Things will get tightened up. It's unlikely for something like this to happen twice in the same league. But right now, yes, right now people are scared.
In Russia you always think about terrorism, you think about plane crashes, train crashes, boats sinking. There's lots of tragedy in Russia happening due to old equipment, old machinery, Soviet relics still being operational. It is a problem, nobody denies it, but I think the KHL has enough resources to deal with it.
Q. They're talking about rebuilding the roster of the team - what's your take on how that process will go?

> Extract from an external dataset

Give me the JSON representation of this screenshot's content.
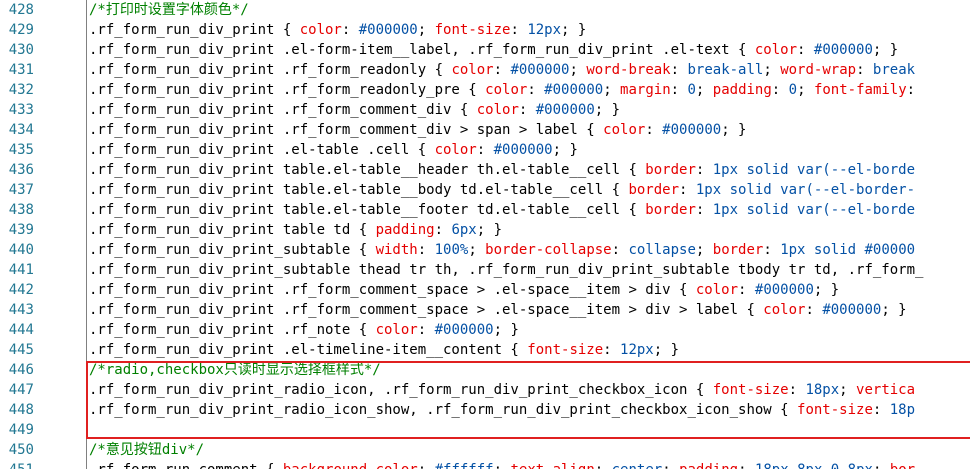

SM: It's a good bet that at least several top quality players will wind up there. One player that I think right away they'll get is Alexei Yashin. He used to play for them, he doesn't have a contract right now. I think he was waiting for midseason when somebody would sign him in the NHL or KHL. But for him right now to go there would be an appreciated gesture... he was a huge star there.
Denis Grebeshkov, another big star in Russia, played for a couple NHL teams, he has already said to Sport-Express that he wants to come back [to his hometown]and that this is something he feels he must do.
Whether it's going to be left up to the players, or individual teams or will Lokomotiv choose, who knows? All that's left of Lokomotiv right now is the team president and the new head coach and a goalie coach. Nobody else is left.